The growth was only visible in the industrial sectors which were needed amid the COVID-19 pandemic. Food, beverage and tobacco sector that has the highest weight in the quantum index of pharmaceutical sector recorded around 22 percent growth in output, followed by non-metallic mineral products (29pc), pharmaceuticals (19.2pc), and coke and petroleum products (18.3pc).

Other key industrial sectors continued to post contraction in July. Leather sector witnessed the biggest slide of 36 percent in production, followed by electronics (33.3pc), engineering (33pc), automobiles (23.3pc), wood products (19pc), rubber products (15pc), and iron and steel products (11.1pc).

July was the first month of growth after six months of depression aggravated by industrial and economic activity shutdown associated with the coronavirus.

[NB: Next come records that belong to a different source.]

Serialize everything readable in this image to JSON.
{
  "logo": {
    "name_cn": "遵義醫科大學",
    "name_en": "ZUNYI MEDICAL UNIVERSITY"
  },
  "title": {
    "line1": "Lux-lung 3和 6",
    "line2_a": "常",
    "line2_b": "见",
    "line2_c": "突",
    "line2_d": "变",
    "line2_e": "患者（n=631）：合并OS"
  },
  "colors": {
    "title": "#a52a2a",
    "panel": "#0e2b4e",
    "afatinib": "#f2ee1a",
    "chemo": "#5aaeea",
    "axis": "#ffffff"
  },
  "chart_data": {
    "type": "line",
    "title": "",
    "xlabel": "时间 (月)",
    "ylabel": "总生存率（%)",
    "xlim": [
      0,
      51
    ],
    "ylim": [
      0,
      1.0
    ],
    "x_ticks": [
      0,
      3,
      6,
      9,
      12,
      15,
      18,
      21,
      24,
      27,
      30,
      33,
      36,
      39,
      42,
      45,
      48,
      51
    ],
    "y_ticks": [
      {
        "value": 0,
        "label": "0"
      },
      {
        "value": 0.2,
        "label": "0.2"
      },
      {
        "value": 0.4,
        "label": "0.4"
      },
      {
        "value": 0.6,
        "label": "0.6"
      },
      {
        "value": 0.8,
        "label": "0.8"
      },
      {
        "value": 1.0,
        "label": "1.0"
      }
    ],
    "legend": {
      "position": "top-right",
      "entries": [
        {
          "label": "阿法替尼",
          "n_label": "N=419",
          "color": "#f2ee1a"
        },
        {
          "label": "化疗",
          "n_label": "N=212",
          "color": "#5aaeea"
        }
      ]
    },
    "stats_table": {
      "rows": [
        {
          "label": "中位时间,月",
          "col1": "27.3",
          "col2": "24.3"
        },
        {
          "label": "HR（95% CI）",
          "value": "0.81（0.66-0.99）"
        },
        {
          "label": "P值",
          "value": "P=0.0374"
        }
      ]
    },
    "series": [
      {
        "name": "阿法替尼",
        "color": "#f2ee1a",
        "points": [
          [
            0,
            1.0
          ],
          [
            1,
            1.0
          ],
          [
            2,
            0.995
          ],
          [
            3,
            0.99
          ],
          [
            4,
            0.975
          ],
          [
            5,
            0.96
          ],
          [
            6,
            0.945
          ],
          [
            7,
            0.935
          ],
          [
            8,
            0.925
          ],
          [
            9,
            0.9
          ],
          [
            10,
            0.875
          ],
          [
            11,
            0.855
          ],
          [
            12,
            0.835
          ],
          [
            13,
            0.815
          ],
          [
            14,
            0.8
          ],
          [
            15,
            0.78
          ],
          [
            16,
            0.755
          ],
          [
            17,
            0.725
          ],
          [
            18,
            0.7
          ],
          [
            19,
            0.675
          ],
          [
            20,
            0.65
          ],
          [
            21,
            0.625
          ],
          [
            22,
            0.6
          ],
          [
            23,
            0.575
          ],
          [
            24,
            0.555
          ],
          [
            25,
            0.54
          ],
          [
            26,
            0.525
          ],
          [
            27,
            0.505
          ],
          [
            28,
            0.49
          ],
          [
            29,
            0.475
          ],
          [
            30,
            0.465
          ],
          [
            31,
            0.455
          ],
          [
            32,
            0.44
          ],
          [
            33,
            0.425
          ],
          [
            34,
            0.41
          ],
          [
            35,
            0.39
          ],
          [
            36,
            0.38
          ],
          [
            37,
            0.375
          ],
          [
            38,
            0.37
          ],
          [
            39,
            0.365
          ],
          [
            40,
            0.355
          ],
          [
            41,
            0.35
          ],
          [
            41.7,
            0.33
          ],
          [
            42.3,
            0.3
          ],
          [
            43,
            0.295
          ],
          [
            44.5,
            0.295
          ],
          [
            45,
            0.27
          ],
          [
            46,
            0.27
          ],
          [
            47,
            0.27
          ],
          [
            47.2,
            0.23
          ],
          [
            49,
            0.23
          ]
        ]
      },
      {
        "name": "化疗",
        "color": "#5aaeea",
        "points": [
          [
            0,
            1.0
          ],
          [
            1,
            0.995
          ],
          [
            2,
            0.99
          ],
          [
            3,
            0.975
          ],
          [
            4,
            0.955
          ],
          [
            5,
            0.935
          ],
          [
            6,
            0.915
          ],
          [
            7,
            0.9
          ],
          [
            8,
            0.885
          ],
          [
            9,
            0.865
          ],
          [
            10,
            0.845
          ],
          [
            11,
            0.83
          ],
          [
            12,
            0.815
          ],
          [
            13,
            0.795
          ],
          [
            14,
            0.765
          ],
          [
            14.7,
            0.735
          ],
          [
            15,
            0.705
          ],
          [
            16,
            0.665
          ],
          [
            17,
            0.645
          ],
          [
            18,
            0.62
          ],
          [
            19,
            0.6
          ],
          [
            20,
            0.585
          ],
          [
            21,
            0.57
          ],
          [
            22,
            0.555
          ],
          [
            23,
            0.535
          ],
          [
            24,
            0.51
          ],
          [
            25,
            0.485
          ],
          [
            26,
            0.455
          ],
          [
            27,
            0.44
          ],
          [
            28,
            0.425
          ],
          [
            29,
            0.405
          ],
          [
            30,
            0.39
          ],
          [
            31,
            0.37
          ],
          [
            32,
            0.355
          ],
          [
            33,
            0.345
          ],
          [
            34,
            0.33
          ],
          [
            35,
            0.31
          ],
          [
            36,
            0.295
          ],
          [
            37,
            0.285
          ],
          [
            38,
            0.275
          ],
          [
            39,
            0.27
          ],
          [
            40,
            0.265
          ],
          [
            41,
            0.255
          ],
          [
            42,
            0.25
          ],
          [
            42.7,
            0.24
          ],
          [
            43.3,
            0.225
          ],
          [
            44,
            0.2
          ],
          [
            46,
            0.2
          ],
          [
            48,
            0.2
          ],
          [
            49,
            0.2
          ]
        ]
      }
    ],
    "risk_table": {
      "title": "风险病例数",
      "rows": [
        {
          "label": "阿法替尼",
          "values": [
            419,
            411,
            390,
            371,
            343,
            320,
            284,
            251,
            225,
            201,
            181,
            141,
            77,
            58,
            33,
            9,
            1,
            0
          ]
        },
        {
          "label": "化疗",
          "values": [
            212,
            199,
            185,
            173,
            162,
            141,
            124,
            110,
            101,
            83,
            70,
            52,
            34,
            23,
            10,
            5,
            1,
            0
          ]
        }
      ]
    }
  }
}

LSM which accounts for approximately 80 percent of manufacturing sector posted an increase of 10 percent year-on-year in December 2019.

LSM contracted 10.2 percent during the last fiscal year, second annual negative growth in a row since the government took charge, as demand remained suppressed on lack of policy reforms. LSM growth target for FY2020 was set at 3.1 percent. The output also moved in reverse direction of the FY2019’s target with big industry having dipped 2.3 percent as opposed to the annual target of 8.1 percent. The decline was the first contraction in a decade.

Overall, the manufacturing sector contracted 2.6 percent in FY2020 as shutdowns and supply chain disruptions related to COVID-19 exacerbated other adverse factors affecting the sector since FY2019, said Asian Development Bank in a report.

In July, all the three data collection authorities registered increase in production. Oil Companies Advisory Council, logging outputs of 11 oil and petroleum products, measured growth of 18.3 percent year-on-year. Provincial bureau of statistics, counting production of 65 products, logged 6.2 percent growth. Ministry of industries, measuring output trend of 36 items, recorded a 3.4 percent increase in production.

Production of fertilisers, cement, billets and motorcycles recorded noticeable growth in July, according the Pakistan Bureau of Statistics.